Even if you planned to buy as many as 145000 tickets you shouldn't. Even then the trade-off between expected returns and risk is very bad compared to risks we take in the stock market.

An example of learning something by looking at extremes.
18 Dec 2013, 04:33 PM Reply Like
, contributor

Warren Buffett once said the lottery is a tax on stupidity. Many of the gas stations within three miles of my house in Connecticut sell lottery tickets. Whenever I go to pay for the gas, I notice that people are buying lottery tickets. I once read that poor people spend more on lottery tickets than the upper 1%.

I never buy lottery tickets. Occasionally family members who don't know what to give me for Christmas or my birthday give me lottery tickets. If I ever won the jackpot in Mega Millions, I would take the lump sum because of my age. I am 58 and doubt that I will be around to collect until age 87.

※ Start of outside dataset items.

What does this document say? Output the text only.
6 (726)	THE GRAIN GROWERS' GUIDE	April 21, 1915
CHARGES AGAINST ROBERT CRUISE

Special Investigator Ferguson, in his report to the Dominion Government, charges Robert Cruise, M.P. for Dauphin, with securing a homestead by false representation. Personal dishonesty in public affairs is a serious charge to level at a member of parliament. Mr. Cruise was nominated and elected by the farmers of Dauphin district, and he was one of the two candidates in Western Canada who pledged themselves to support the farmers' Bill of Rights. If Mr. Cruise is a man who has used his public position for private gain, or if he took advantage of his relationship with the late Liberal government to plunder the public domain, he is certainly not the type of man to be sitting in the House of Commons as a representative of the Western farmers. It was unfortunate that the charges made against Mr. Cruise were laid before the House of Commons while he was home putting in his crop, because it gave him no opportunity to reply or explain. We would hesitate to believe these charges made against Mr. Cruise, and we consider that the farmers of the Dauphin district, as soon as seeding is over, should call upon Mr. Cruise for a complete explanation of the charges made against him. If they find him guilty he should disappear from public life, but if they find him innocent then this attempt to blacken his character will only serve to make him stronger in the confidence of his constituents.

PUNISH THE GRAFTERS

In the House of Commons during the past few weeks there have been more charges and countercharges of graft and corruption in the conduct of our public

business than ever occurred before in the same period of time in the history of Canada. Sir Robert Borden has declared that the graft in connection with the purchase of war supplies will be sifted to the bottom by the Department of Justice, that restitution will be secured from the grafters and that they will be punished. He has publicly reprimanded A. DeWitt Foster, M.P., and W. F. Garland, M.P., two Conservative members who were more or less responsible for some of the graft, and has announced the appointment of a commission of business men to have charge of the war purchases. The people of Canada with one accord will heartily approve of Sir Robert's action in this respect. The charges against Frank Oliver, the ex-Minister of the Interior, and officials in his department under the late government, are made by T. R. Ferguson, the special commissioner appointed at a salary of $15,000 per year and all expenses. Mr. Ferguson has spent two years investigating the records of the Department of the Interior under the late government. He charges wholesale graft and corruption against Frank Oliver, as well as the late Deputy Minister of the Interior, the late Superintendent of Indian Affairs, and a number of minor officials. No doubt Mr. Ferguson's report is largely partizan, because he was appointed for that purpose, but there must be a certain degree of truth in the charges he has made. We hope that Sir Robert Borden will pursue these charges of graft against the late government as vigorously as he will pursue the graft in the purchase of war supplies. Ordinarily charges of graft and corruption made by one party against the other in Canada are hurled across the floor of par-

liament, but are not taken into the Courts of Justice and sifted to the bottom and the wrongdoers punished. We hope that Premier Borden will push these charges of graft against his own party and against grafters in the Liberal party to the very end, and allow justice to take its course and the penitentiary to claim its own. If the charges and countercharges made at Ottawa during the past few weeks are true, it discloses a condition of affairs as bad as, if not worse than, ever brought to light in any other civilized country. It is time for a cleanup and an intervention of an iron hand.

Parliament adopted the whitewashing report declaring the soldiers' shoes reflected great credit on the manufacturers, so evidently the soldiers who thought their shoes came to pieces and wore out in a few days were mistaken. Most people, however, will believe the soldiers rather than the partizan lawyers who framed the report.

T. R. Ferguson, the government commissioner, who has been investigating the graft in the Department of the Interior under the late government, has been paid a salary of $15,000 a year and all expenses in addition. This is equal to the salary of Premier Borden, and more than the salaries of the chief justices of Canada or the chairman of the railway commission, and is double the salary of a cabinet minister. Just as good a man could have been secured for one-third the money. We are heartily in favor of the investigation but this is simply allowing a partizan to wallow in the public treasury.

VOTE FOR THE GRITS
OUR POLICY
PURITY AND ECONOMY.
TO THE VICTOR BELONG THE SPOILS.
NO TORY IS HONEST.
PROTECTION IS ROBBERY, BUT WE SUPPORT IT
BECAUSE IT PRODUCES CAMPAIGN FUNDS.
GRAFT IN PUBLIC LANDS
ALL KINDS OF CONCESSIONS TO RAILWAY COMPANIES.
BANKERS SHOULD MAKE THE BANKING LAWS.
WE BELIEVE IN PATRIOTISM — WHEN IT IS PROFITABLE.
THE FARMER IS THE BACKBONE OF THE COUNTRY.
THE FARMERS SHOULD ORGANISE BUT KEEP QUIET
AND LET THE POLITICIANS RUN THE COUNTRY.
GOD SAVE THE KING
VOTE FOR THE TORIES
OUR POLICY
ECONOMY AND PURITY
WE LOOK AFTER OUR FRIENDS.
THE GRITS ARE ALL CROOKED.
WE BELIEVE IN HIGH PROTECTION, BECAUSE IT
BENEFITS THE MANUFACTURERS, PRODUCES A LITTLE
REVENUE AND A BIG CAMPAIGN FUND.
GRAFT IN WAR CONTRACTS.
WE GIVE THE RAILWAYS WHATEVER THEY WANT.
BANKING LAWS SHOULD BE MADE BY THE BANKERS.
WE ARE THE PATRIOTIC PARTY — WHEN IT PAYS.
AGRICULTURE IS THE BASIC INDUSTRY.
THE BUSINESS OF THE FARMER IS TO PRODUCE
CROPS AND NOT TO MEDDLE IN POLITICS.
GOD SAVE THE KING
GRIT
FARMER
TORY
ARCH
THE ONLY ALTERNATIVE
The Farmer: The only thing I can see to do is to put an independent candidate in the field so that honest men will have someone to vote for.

What would I do with a sudden lump sum payment of 250 million after taxes? I would deposit the check into the bank and then I would use the money to invest in the Dividend Aristocrats during substantial stock market corrections. I would not make any major changes to my lifestyle. Material possessions never interested me so I would not go on a spending spree. I would leave 90% of the money to charity in my will. I don't believe in leaving any child more than five million as an inheritance.
23 Dec 2013, 03:05 PM Reply Like
• connellybarnes
, contributor

On the Bitcoin front there was an interesting decentralized betting market recently being developed called Augur:

http://bit.ly/1OSTS8u

As is usual with decentralized networks the underlying technology looks very complicated. But hopefully they will simplify the user interface to the point that ordinary mortals can use it.

I had an idea since some years ago that one could avoid taking a position in stock as government-backed ownership of a company's assets. Instead, one could replicate a synthetic position in decentralized betting markets. Essentially, all one needs are betting markets that trade options on the company's future quoted exchange stock price. Then one could enter a synthetic long (buy call, short put) in the options chain. Assuming implied volatilities match actual volatilities, this would have the same payoff as being long the government-backed stock. Of course if the bet were placed in a cryptocurrency such as Bitcoin then there would be that additional risk, and there would be a risk that the parties determining contract outcomes need to be honest (Augur calls these parties 'referees').

But I thought it was an interesting idea, since it might be a way to decouple ownership from nation states.

Why would anyone want to take all these risks just to do that? Well, look at the U.S. dollar, it is constantly losing value. And then compare with the rate at which the Argentine Peso loses value, which is quite a bit more rapid. Thus, distributed betting markets could function as alternative stores of value when confidence in one's country's leaders is low.